Continuous validation
We recommend that organizations in the scaling phase of the maturity model adopt continuous validation for their workspaces especially to track the health of critical resources.
Continuous validation is the second component of the health check feature in HCP Terraform and TFE. The purpose of health checks is that by running regularly, they allow the infrastructure engineer to detect (and proactively fix) issues before they impair the next Terraform apply operation.
While drift detection flags out-of-band changes to the managed infrastructure that can affect a Terraform apply operation, continuous validation addresses use cases where more customizable detection rules are necessary. Some examples of those use cases are:
- To flag issues with infrastructure elements managed outside of the workspace, but that affect the health of this workspace’s resources.
- To identify if cloud services or third-party tools have detected issues with the managed infrastructure resources.
Please review official documentation on continuous validation before implementing.
Why Continuous Validation?
Failed infrastructure changes can be costly to the organization as they may introduce project delays and could expose the organization to operational or security risks. Adopting continuous validation gives infrastructure teams advance notice of issues preventing successful changes in configuration. These issues can then be addressed and failed infrastructure changes avoided.
Best Practice Recommendation
When a new workspace is created to manage infrastructure, continuous validation should be enabled (either explicitly at the workspace level or implicitly at the organization level).
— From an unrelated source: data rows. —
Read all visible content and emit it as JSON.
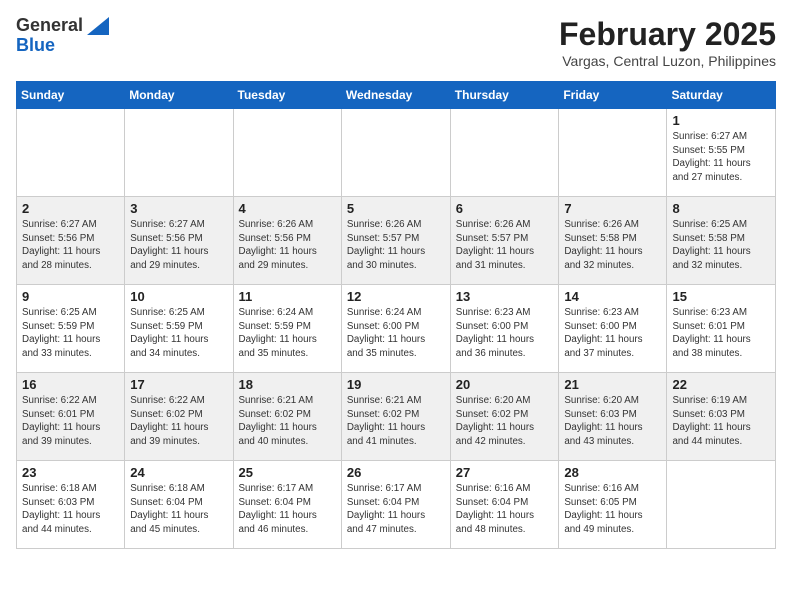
{
  "header": {
    "logo_general": "General",
    "logo_blue": "Blue",
    "month_year": "February 2025",
    "location": "Vargas, Central Luzon, Philippines"
  },
  "weekdays": [
    "Sunday",
    "Monday",
    "Tuesday",
    "Wednesday",
    "Thursday",
    "Friday",
    "Saturday"
  ],
  "weeks": [
    [
      {
        "day": "",
        "info": ""
      },
      {
        "day": "",
        "info": ""
      },
      {
        "day": "",
        "info": ""
      },
      {
        "day": "",
        "info": ""
      },
      {
        "day": "",
        "info": ""
      },
      {
        "day": "",
        "info": ""
      },
      {
        "day": "1",
        "info": "Sunrise: 6:27 AM\nSunset: 5:55 PM\nDaylight: 11 hours\nand 27 minutes."
      }
    ],
    [
      {
        "day": "2",
        "info": "Sunrise: 6:27 AM\nSunset: 5:56 PM\nDaylight: 11 hours\nand 28 minutes."
      },
      {
        "day": "3",
        "info": "Sunrise: 6:27 AM\nSunset: 5:56 PM\nDaylight: 11 hours\nand 29 minutes."
      },
      {
        "day": "4",
        "info": "Sunrise: 6:26 AM\nSunset: 5:56 PM\nDaylight: 11 hours\nand 29 minutes."
      },
      {
        "day": "5",
        "info": "Sunrise: 6:26 AM\nSunset: 5:57 PM\nDaylight: 11 hours\nand 30 minutes."
      },
      {
        "day": "6",
        "info": "Sunrise: 6:26 AM\nSunset: 5:57 PM\nDaylight: 11 hours\nand 31 minutes."
      },
      {
        "day": "7",
        "info": "Sunrise: 6:26 AM\nSunset: 5:58 PM\nDaylight: 11 hours\nand 32 minutes."
      },
      {
        "day": "8",
        "info": "Sunrise: 6:25 AM\nSunset: 5:58 PM\nDaylight: 11 hours\nand 32 minutes."
      }
    ],
    [
      {
        "day": "9",
        "info": "Sunrise: 6:25 AM\nSunset: 5:59 PM\nDaylight: 11 hours\nand 33 minutes."
      },
      {
        "day": "10",
        "info": "Sunrise: 6:25 AM\nSunset: 5:59 PM\nDaylight: 11 hours\nand 34 minutes."
      },
      {
        "day": "11",
        "info": "Sunrise: 6:24 AM\nSunset: 5:59 PM\nDaylight: 11 hours\nand 35 minutes."
      },
      {
        "day": "12",
        "info": "Sunrise: 6:24 AM\nSunset: 6:00 PM\nDaylight: 11 hours\nand 35 minutes."
      },
      {
        "day": "13",
        "info": "Sunrise: 6:23 AM\nSunset: 6:00 PM\nDaylight: 11 hours\nand 36 minutes."
      },
      {
        "day": "14",
        "info": "Sunrise: 6:23 AM\nSunset: 6:00 PM\nDaylight: 11 hours\nand 37 minutes."
      },
      {
        "day": "15",
        "info": "Sunrise: 6:23 AM\nSunset: 6:01 PM\nDaylight: 11 hours\nand 38 minutes."
      }
    ],
    [
      {
        "day": "16",
        "info": "Sunrise: 6:22 AM\nSunset: 6:01 PM\nDaylight: 11 hours\nand 39 minutes."
      },
      {
        "day": "17",
        "info": "Sunrise: 6:22 AM\nSunset: 6:02 PM\nDaylight: 11 hours\nand 39 minutes."
      },
      {
        "day": "18",
        "info": "Sunrise: 6:21 AM\nSunset: 6:02 PM\nDaylight: 11 hours\nand 40 minutes."
      },
      {
        "day": "19",
        "info": "Sunrise: 6:21 AM\nSunset: 6:02 PM\nDaylight: 11 hours\nand 41 minutes."
      },
      {
        "day": "20",
        "info": "Sunrise: 6:20 AM\nSunset: 6:02 PM\nDaylight: 11 hours\nand 42 minutes."
      },
      {
        "day": "21",
        "info": "Sunrise: 6:20 AM\nSunset: 6:03 PM\nDaylight: 11 hours\nand 43 minutes."
      },
      {
        "day": "22",
        "info": "Sunrise: 6:19 AM\nSunset: 6:03 PM\nDaylight: 11 hours\nand 44 minutes."
      }
    ],
    [
      {
        "day": "23",
        "info": "Sunrise: 6:18 AM\nSunset: 6:03 PM\nDaylight: 11 hours\nand 44 minutes."
      },
      {
        "day": "24",
        "info": "Sunrise: 6:18 AM\nSunset: 6:04 PM\nDaylight: 11 hours\nand 45 minutes."
      },
      {
        "day": "25",
        "info": "Sunrise: 6:17 AM\nSunset: 6:04 PM\nDaylight: 11 hours\nand 46 minutes."
      },
      {
        "day": "26",
        "info": "Sunrise: 6:17 AM\nSunset: 6:04 PM\nDaylight: 11 hours\nand 47 minutes."
      },
      {
        "day": "27",
        "info": "Sunrise: 6:16 AM\nSunset: 6:04 PM\nDaylight: 11 hours\nand 48 minutes."
      },
      {
        "day": "28",
        "info": "Sunrise: 6:16 AM\nSunset: 6:05 PM\nDaylight: 11 hours\nand 49 minutes."
      },
      {
        "day": "",
        "info": ""
      }
    ]
  ]
}
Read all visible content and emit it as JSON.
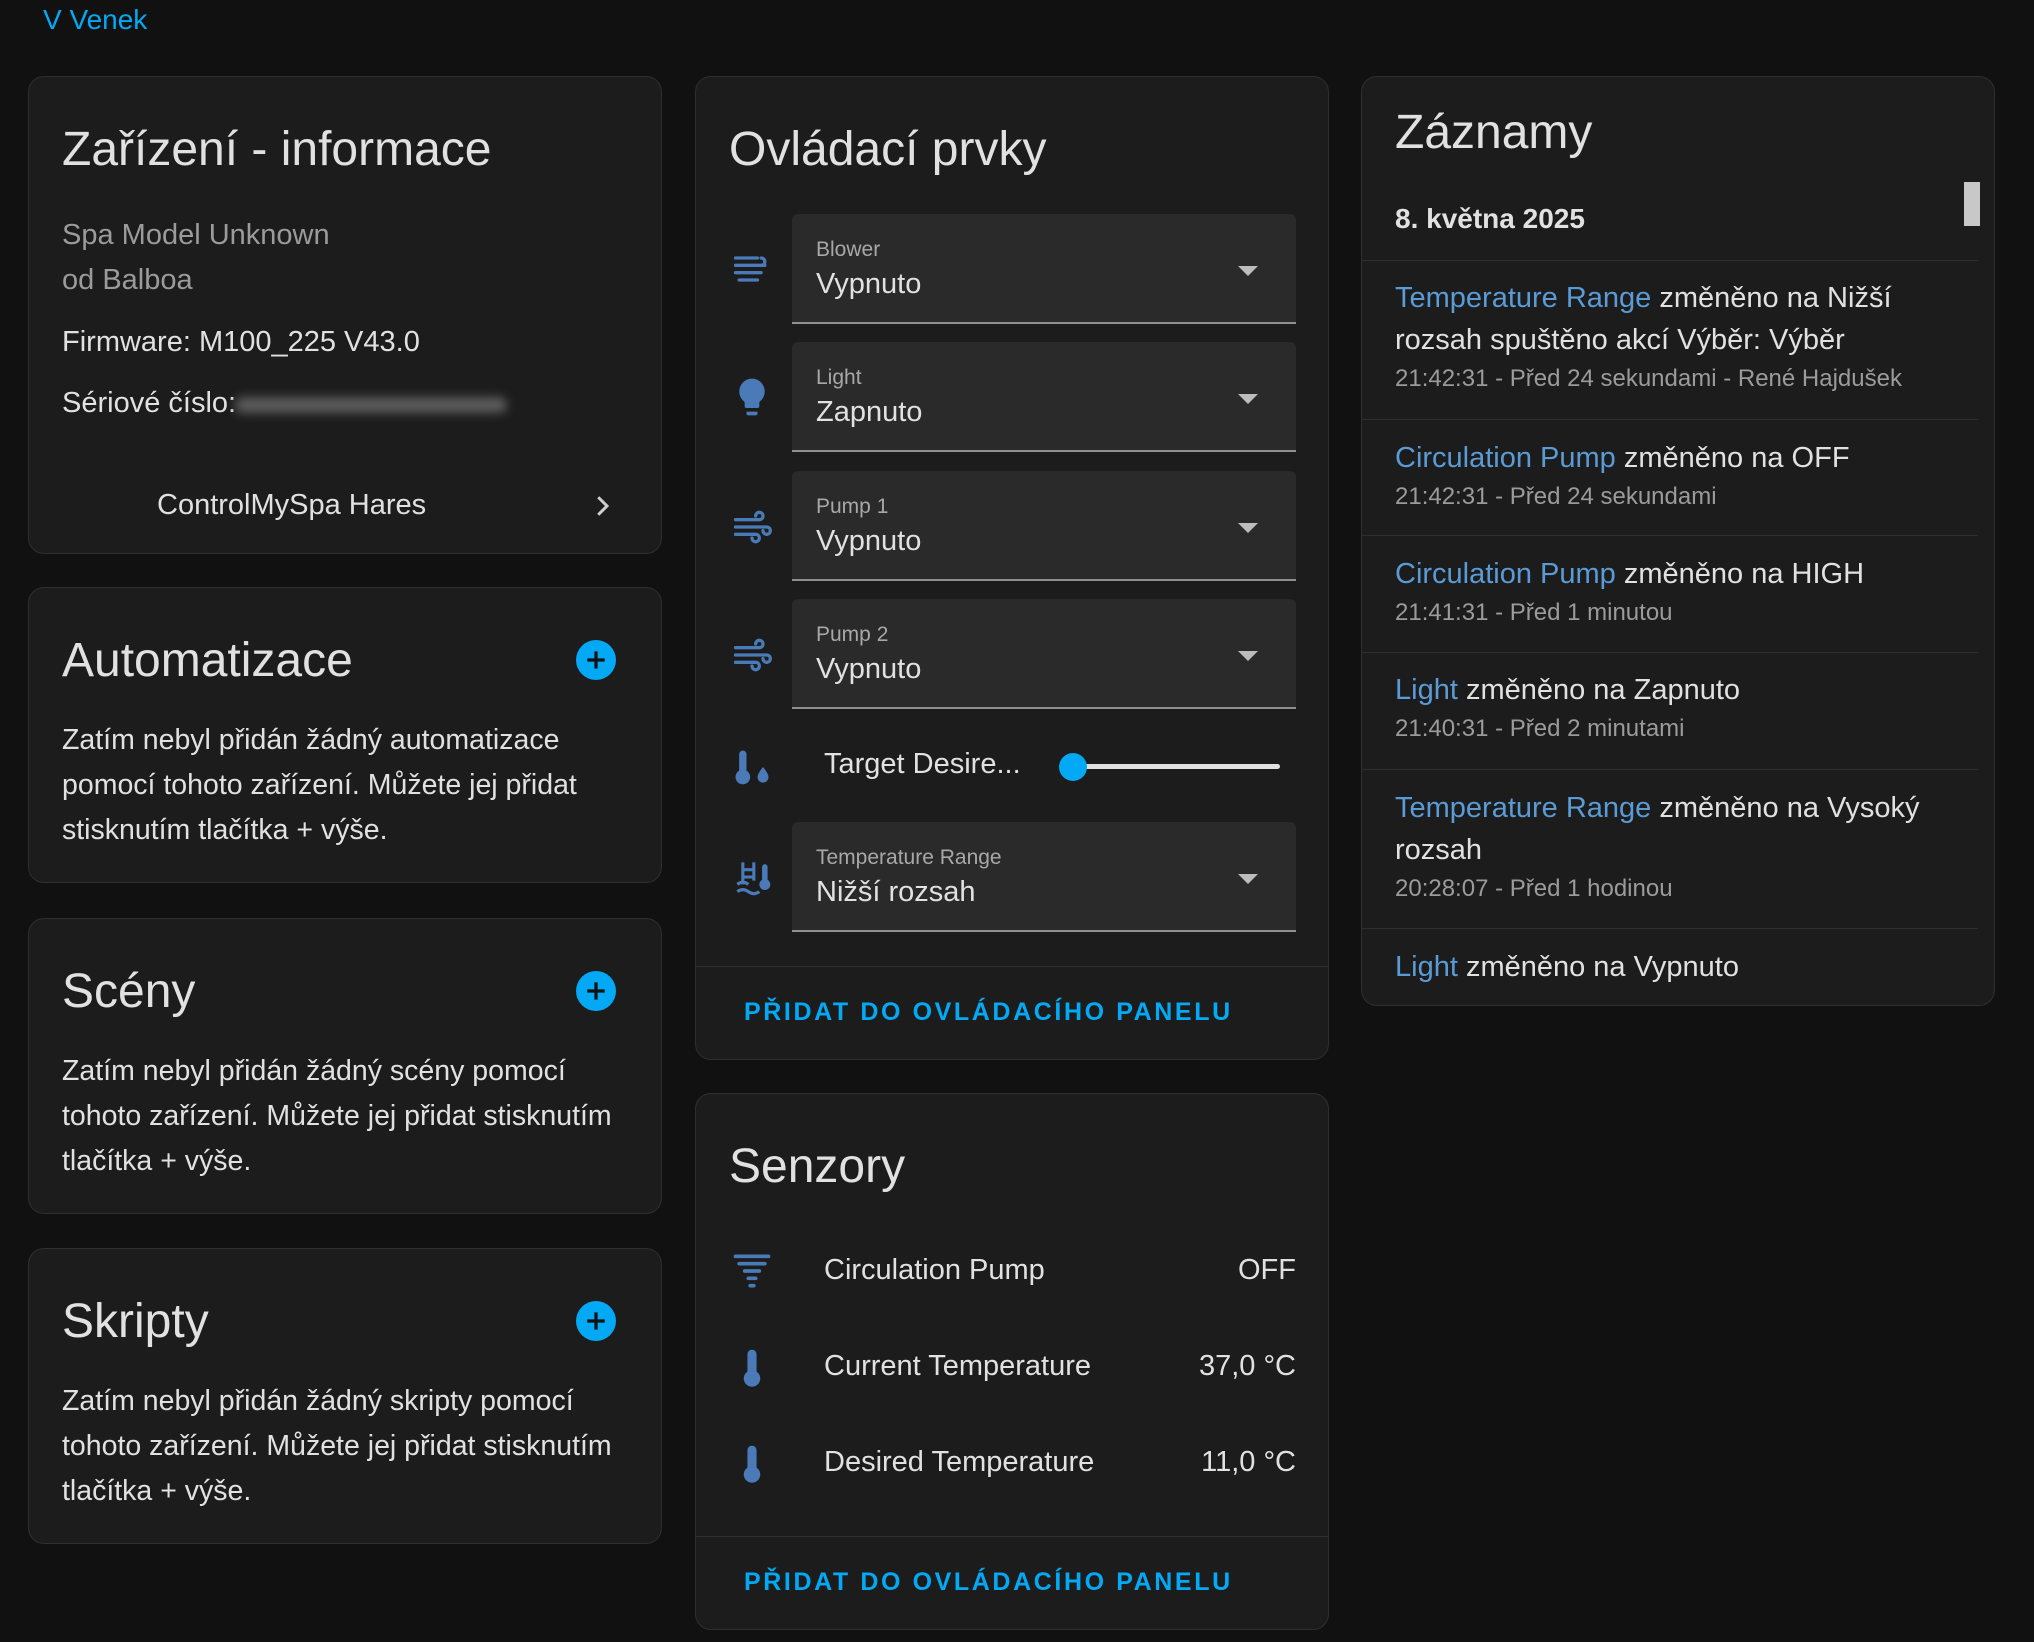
{
  "area_link": "V Venek",
  "device_info": {
    "title": "Zařízení - informace",
    "model": "Spa Model Unknown",
    "manufacturer": "od Balboa",
    "firmware": "Firmware: M100_225 V43.0",
    "serial_label": "Sériové číslo:",
    "link_label": "ControlMySpa Hares"
  },
  "automations": {
    "title": "Automatizace",
    "text": "Zatím nebyl přidán žádný automatizace pomocí tohoto zařízení. Můžete jej přidat stisknutím tlačítka + výše."
  },
  "scenes": {
    "title": "Scény",
    "text": "Zatím nebyl přidán žádný scény pomocí tohoto zařízení. Můžete jej přidat stisknutím tlačítka + výše."
  },
  "scripts": {
    "title": "Skripty",
    "text": "Zatím nebyl přidán žádný skripty pomocí tohoto zařízení. Můžete jej přidat stisknutím tlačítka + výše."
  },
  "controls": {
    "title": "Ovládací prvky",
    "items": [
      {
        "label": "Blower",
        "value": "Vypnuto",
        "icon": "fan-icon"
      },
      {
        "label": "Light",
        "value": "Zapnuto",
        "icon": "lightbulb-icon"
      },
      {
        "label": "Pump 1",
        "value": "Vypnuto",
        "icon": "pump-icon"
      },
      {
        "label": "Pump 2",
        "value": "Vypnuto",
        "icon": "pump-icon"
      }
    ],
    "slider": {
      "label": "Target Desire...",
      "value_fraction": 0.0,
      "icon": "thermometer-water-icon"
    },
    "range": {
      "label": "Temperature Range",
      "value": "Nižší rozsah",
      "icon": "pool-thermometer-icon"
    },
    "add_button": "PŘIDAT DO OVLÁDACÍHO PANELU"
  },
  "sensors": {
    "title": "Senzory",
    "items": [
      {
        "name": "Circulation Pump",
        "value": "OFF",
        "icon": "filter-icon"
      },
      {
        "name": "Current Temperature",
        "value": "37,0 °C",
        "icon": "thermometer-icon"
      },
      {
        "name": "Desired Temperature",
        "value": "11,0 °C",
        "icon": "thermometer-icon"
      }
    ],
    "add_button": "PŘIDAT DO OVLÁDACÍHO PANELU"
  },
  "logbook": {
    "title": "Záznamy",
    "date": "8. května 2025",
    "entries": [
      {
        "entity": "Temperature Range",
        "message": " změněno na Nižší rozsah spuštěno akcí Výběr: Výběr",
        "time": "21:42:31 - Před 24 sekundami - René Hajdušek"
      },
      {
        "entity": "Circulation Pump",
        "message": " změněno na OFF",
        "time": "21:42:31 - Před 24 sekundami"
      },
      {
        "entity": "Circulation Pump",
        "message": " změněno na HIGH",
        "time": "21:41:31 - Před 1 minutou"
      },
      {
        "entity": "Light",
        "message": " změněno na Zapnuto",
        "time": "21:40:31 - Před 2 minutami"
      },
      {
        "entity": "Temperature Range",
        "message": " změněno na Vysoký rozsah",
        "time": "20:28:07 - Před 1 hodinou"
      },
      {
        "entity": "Light",
        "message": " změněno na Vypnuto",
        "time": ""
      }
    ]
  },
  "colors": {
    "accent": "#03a9f4",
    "entity_link": "#5b9bd5",
    "icon": "#4a7ab8",
    "card_bg": "#1c1c1c",
    "page_bg": "#111111"
  }
}
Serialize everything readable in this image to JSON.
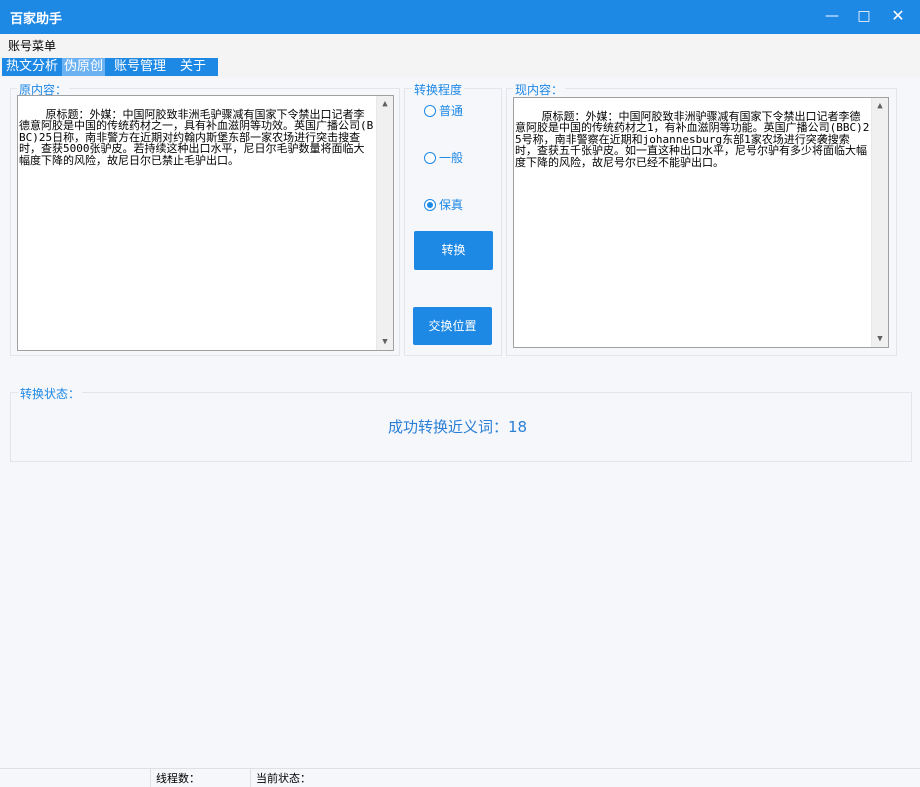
{
  "window": {
    "title": "百家助手",
    "min_icon": "minimize-icon",
    "max_icon": "maximize-icon",
    "close_icon": "close-icon"
  },
  "menubar": {
    "account_menu": "账号菜单"
  },
  "nav": {
    "tabs": [
      {
        "label": "热文分析",
        "active": false
      },
      {
        "label": "伪原创",
        "active": true
      },
      {
        "label": "账号管理",
        "active": false
      },
      {
        "label": "关于",
        "active": false
      }
    ]
  },
  "original": {
    "label": "原内容：",
    "text": "原标题：外媒：中国阿胶致非洲毛驴骤减有国家下令禁出口记者李德意阿胶是中国的传统药材之一，具有补血滋阴等功效。英国广播公司(BBC)25日称，南非警方在近期对约翰内斯堡东部一家农场进行突击搜查时，查获5000张驴皮。若持续这种出口水平，尼日尔毛驴数量将面临大幅度下降的风险，故尼日尔已禁止毛驴出口。"
  },
  "degree": {
    "label": "转换程度",
    "options": [
      {
        "label": "普通",
        "checked": false
      },
      {
        "label": "一般",
        "checked": false
      },
      {
        "label": "保真",
        "checked": true
      }
    ],
    "convert_button": "转换",
    "swap_button": "交换位置"
  },
  "converted": {
    "label": "现内容：",
    "text": "原标题：外媒：中国阿胶致非洲驴骤减有国家下令禁出口记者李德意阿胶是中国的传统药材之1，有补血滋阴等功能。英国广播公司(BBC)25号称，南非警察在近期和johannesburg东部1家农场进行突袭搜索时，查获五千张驴皮。如一直这种出口水平，尼号尔驴有多少将面临大幅度下降的风险，故尼号尔已经不能驴出口。"
  },
  "status": {
    "label": "转换状态：",
    "message": "成功转换近义词：18"
  },
  "footer": {
    "thread_label": "线程数：",
    "state_label": "当前状态："
  },
  "colors": {
    "accent": "#1e88e5",
    "active_tab": "#6cb2f2",
    "status_text": "#2b7fd6"
  }
}
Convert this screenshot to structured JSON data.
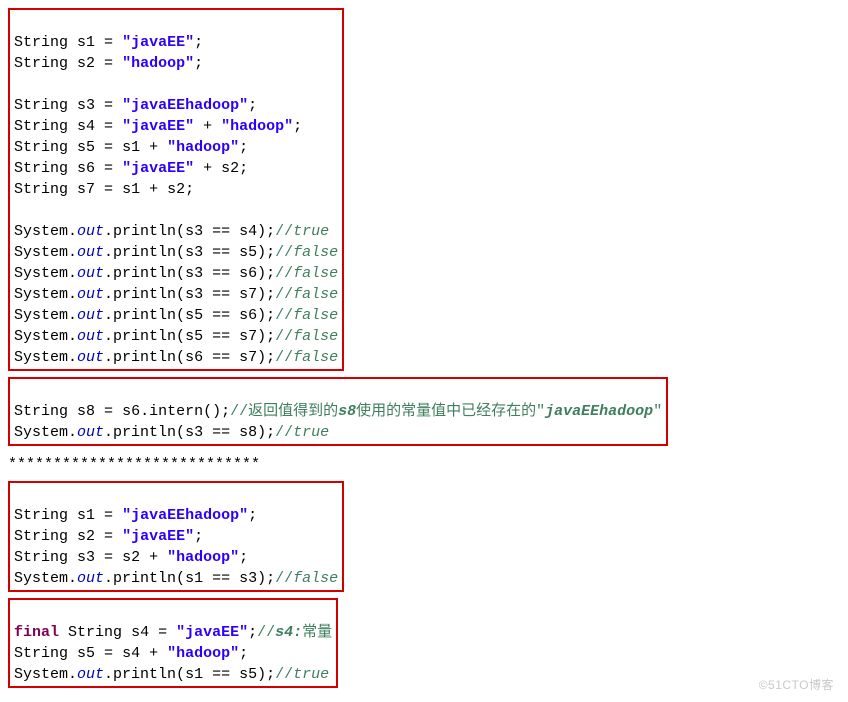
{
  "code": {
    "type": "String",
    "s1": "s1",
    "s2": "s2",
    "s3": "s3",
    "s4": "s4",
    "s5": "s5",
    "s6": "s6",
    "s7": "s7",
    "s8": "s8",
    "eq": " = ",
    "plus": " + ",
    "semi": ";",
    "eqeq": " == ",
    "sys": "System",
    "dot": ".",
    "out": "out",
    "println_open": ".println(",
    "close_paren": ")",
    "intern": ".intern()",
    "final": "final"
  },
  "strings": {
    "javaEE": "\"javaEE\"",
    "hadoop": "\"hadoop\"",
    "javaEEhadoop": "\"javaEEhadoop\""
  },
  "comments": {
    "true": "//",
    "true_txt": "true",
    "false": "//",
    "false_txt": "false",
    "intern_pre": "//返回值得到的",
    "intern_mid": "s8",
    "intern_post": "使用的常量值中已经存在的\"",
    "intern_str": "javaEEhadoop",
    "intern_end": "\"",
    "s4const_pre": "//",
    "s4const_mid": "s4:",
    "s4const_post": "常量"
  },
  "separator": "****************************",
  "watermark": "©51CTO博客"
}
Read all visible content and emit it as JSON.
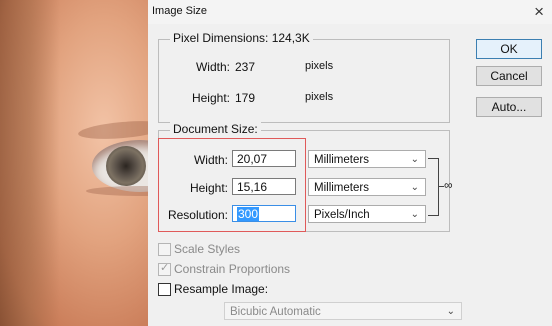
{
  "dialog": {
    "title": "Image Size",
    "close_glyph": "×"
  },
  "pixel_dimensions": {
    "legend": "Pixel Dimensions: 124,3K",
    "width_label": "Width:",
    "width_value": "237",
    "width_unit": "pixels",
    "height_label": "Height:",
    "height_value": "179",
    "height_unit": "pixels"
  },
  "document_size": {
    "legend": "Document Size:",
    "width_label": "Width:",
    "width_value": "20,07",
    "width_unit": "Millimeters",
    "height_label": "Height:",
    "height_value": "15,16",
    "height_unit": "Millimeters",
    "resolution_label": "Resolution:",
    "resolution_value": "300",
    "resolution_unit": "Pixels/Inch"
  },
  "buttons": {
    "ok": "OK",
    "cancel": "Cancel",
    "auto": "Auto..."
  },
  "options": {
    "scale_styles": "Scale Styles",
    "constrain_proportions": "Constrain Proportions",
    "resample_image": "Resample Image:",
    "resample_method": "Bicubic Automatic"
  },
  "icons": {
    "chain": "chain-link-icon"
  },
  "colors": {
    "highlight_box": "#e05a5a",
    "selection": "#3399ff"
  }
}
The infrastructure as code engineer should also include in the Terraform configuration code the necessary logic to validate important components of the infrastructure whose health may change over time and prevent a successful Terraform Apply run the next time an infrastructure configuration change is necessary.
In addition, if infrastructure changes do fail in the future because of a condition that was not checked, an engineer should update the Terraform configuration to incorporate this new validation. If applicable, this new pattern should be applied to existing infrastructure code and added to the checklist for future Terraform configurations.
Rule of thumb on which resources should have continuous validation applied:
- Check the status of any critical resource that can fail (e.g VM)
- This is not necessary for certain resources such as S3 buckets which are native to the cloud provider.
- Validity of resources such as certificates that have user defined time frames but whose failure can have an impact on the application stack.
Implementation guidance
In this section, we’ll go over the steps and recommendations to implement continuous validation.
Requirements
Continuous validation requires the use of Terraform language features that aren’t available in older versions of the runtime. The table below lists the language feature and the minimum version of the Terraform runtime that supports it.
Language feature | Version requirement | Useful links |
---|---|---|
Preconditions and postconditions | 1.2 and later | Terraform 1.2 Improves Exception Handling and Updates to the CLI-driven Workflow Preconditions and postconditions |
Check block | 1.5 and later | Terraform 1.5 brings config-driven import and checks Checks with assertions |
Permissions required
To configure continuous validation, you’ll need the following permissions:
- To change organization health settings, you must be a member of the owners team.
- To change a workspace’s health settings or trigger an on-demand health assessment, you must be an administrator for that workspace.
To view the continuous validation status:
- To view health status for a workspace, you need read access to that workspace.
- To view the status of all workspaces in the HCP Terraform Explorer, you need to be a member of the owners team or have the “View all workspaces” permission or better.
Enabling health assessments
Continuous validation being a component of the health assessment feature, to use continuous validation you must enable the feature.
You may enable health assessments at the organization level or at the workspace level, using the WebUI, the API or using Terraform code. Whenever possible we recommend using Terraform code to configure your HCP Terraform or Terraform Enterprise instance.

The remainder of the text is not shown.